È in una situazione molto simile anche la Iia, Industria italiana autobus, l’azienda che ha rilevato un altro stabilimento chiuso da Marchionne – l’Irisbus di Valle Ufita (Avellino) – e la storica Bredamenarini di Bologna. Il 28 febbraio doveva essere «la giornata delle certezze» sul percorso di consolidamento finanziario del gruppo guidato da Stefano Del Rosso. Le commesse di autobus in realtà ci sarebbero, mancano le certezze produttive per garantire il ritorno al lavoro nei due stabilimenti.
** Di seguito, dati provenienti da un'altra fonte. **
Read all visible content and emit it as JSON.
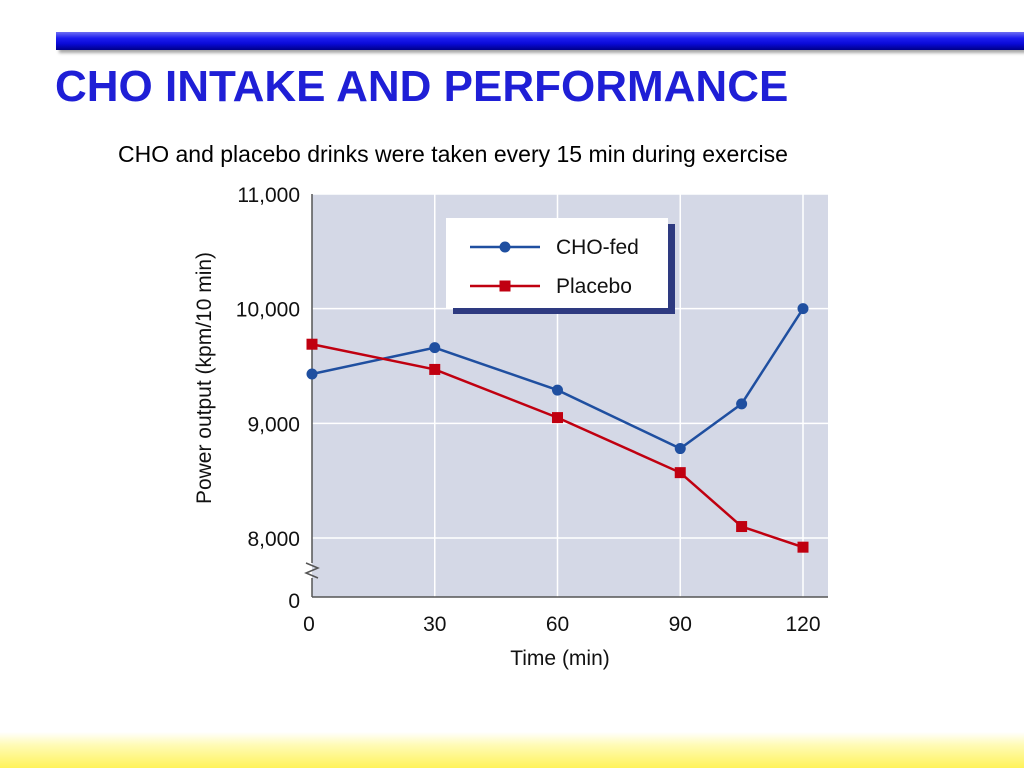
{
  "slide": {
    "title": "CHO INTAKE AND PERFORMANCE",
    "subtitle": "CHO and placebo drinks were taken every 15 min during exercise",
    "colors": {
      "title": "#1f1fd6",
      "top_bar": "#1414e6",
      "bottom_bar": "#fff35a",
      "plot_background": "#d4d8e6"
    }
  },
  "chart_data": {
    "type": "line",
    "xlabel": "Time (min)",
    "ylabel": "Power output (kpm/10 min)",
    "xlim": [
      0,
      120
    ],
    "ylim": [
      7500,
      11000
    ],
    "x_ticks": [
      0,
      30,
      60,
      90,
      120
    ],
    "x_tick_labels": [
      "0",
      "30",
      "60",
      "90",
      "120"
    ],
    "y_ticks": [
      8000,
      9000,
      10000,
      11000
    ],
    "y_tick_labels": [
      "8,000",
      "9,000",
      "10,000",
      "11,000"
    ],
    "y_axis_break": true,
    "y_axis_break_label": "0",
    "grid": true,
    "legend_position": "top-right",
    "series": [
      {
        "name": "CHO-fed",
        "color": "#1f4fa0",
        "marker": "circle",
        "x": [
          0,
          30,
          60,
          90,
          105,
          120
        ],
        "y": [
          9430,
          9660,
          9290,
          8780,
          9170,
          10000
        ]
      },
      {
        "name": "Placebo",
        "color": "#c00010",
        "marker": "square",
        "x": [
          0,
          30,
          60,
          90,
          105,
          120
        ],
        "y": [
          9690,
          9470,
          9050,
          8570,
          8100,
          7920
        ]
      }
    ]
  }
}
Anche qui il prossimo tavolo non è stato convocato.

Ma le trattative più importanti rimaste appese all’esito elettorale sono sicuramente Ilva e Alitalia. Per Taranto il M5s ha più volte proposto la chiusura o la riconversione e ora i dirigenti di Arcelor Mittal che da mesi trattano con governo e sindacati per la riapertura del gruppo non possono che essere spaventati dall’esito elettorale. I franco indiani attenderanno certo l’arrivo di un nuovo governo e un nuovo ministro per chiudere – eventualmente – la trattativa. In realtà un primo riposizionamento post elettorale c’è stato e paradossalmente sembra rafforzare Arcelor Mittal. Il sindaco di Taranto Rinaldo Melucci ha abbandonato Michele Emiliano: ha lasciato la sua corrente “Fronte Dem”, ha licenziato l’assessore Franco Sebastio (ex pm che sequestrò l’acciaieria) e ha dichiarato che il ricorso al Tar (ancora in discussione) non è più la scelta «più produttiva».

Quanto ad Alitalia, la profezia di Calenda («Entro le elezioni la vendita») non si è puntalmente avverata. Anche qui sarà il prossimo governo a dover dare indicazioni ai tre commissari per scegliere il pretendente più affidabile fra Lufthansa e la cordata Easy Jet, AirFrance, Delta e Cerberus.